The responsive engine is coupled to a relatively smart transmission that shifts quickly and intuitively, and is also snappy to kick down when you need to make a quick dash. In saying that, sometimes it can send the revs past 3000 or 4000rpm when you give the throttle a prod to get up a hill, which isn't super refined.
Speaking of refinement, the Vitara doesn't have the best insulation from road noise, especially over rougher surfaces. Perceived tyre roar was fairly noticeable at most speeds, though wind noise was kept to a relative minimum.
The 'Boosterjet' petrol engine can also get a little noisy under load, which again detracts from the refinement aspect of the drive experience.
Where the Vitara does claw back a bit is in the handling department. Thanks to its light weight and direct steering, the Suzuki feels more like a big hatchback in the bends than a high-riding crossover. You can't defy physics, though, as there is a bit of body roll, but it never feels top-heavy or wallowy like you might find in some competing vehicles.
There's also plenty of grip bolstered by the surety of all-wheel drive, and colleague Mike Costello noted great traction and stability over loose surfaces during an extended stint on unsealed roads.
It rides pretty well, too. Despite being tuned a little on the firmer side, the Vitara does a good job absorbing most road imperfections, with only the harshest of bumps upsetting it.
As for fuel consumption, we returned an indicated 7.5L/100km over 277km of mixed driving. Officially, Suzuki claims 6.2L/100km on the combined cycle. Using our trip computer reading as a guide, you can achieve a theoretical range of over 600km per fill of its 47L tank.
From an ownership perspective, the Vitara range is covered by a five-year, 140,000km factory warranty, provided the vehicle is serviced every six months/10,000km through the company's five-year capped-price servicing program.
Scheduled maintenance is required every six months or 10,000km as mentioned above, which is quite a bit shorter than most other brands these days. The first five visits will set you back $175, $175, $175, $359 and $175 respectively, though that only covers you for 30 months or 50,000km.

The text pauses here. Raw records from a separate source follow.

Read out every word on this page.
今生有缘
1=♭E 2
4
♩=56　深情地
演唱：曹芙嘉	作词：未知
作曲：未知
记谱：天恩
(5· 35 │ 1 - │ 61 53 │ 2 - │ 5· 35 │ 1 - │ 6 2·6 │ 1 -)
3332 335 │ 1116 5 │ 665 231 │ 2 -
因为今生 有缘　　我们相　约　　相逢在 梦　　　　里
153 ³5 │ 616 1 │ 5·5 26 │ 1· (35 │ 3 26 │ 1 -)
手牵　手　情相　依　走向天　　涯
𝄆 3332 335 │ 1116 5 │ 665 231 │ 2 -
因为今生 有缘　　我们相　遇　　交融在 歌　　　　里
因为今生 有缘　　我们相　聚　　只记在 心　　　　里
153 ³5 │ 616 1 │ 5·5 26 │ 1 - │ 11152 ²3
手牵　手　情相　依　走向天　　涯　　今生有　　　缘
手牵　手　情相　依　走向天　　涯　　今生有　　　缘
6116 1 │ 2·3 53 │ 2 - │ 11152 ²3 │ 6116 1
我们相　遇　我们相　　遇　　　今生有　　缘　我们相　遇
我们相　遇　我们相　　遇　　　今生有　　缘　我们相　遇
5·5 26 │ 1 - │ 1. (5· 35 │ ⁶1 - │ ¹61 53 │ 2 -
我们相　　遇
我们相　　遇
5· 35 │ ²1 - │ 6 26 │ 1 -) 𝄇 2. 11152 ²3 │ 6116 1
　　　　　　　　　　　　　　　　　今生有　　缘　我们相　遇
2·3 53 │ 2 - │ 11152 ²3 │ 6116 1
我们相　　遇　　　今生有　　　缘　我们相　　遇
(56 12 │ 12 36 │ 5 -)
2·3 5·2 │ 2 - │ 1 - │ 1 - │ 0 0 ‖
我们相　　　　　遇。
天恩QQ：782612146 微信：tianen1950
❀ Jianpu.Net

For the life of the five-year program, the Suzuki will cost $2362 in servicing, averaging out at $472 per annum over that period. That's a little on the higher side for the class, and the added inconvenience of having to go to the dealer every six months should be taken into consideration.
In such a hotly contested segment, the Vitara Turbo AllGrip doesn't really stand out as a leader in any aspect. On face value it's a rather good offering – it drives well, has plenty of features, and there's good space for kids and luggage in the back.
However, the compromised accommodation for larger rear passengers and cheap-feeling interior count against it, and it's quite expensive in Turbo AllGrip guise, too.
We'd suggest the front-wheel-drive Turbo, which also deselects the panoramic roof, reducing the price by a handy $4000 while also improving rear-seat headroom. In this specification, the Vitara is far better value and its shortcomings are less of a sore point given the cheaper pricing.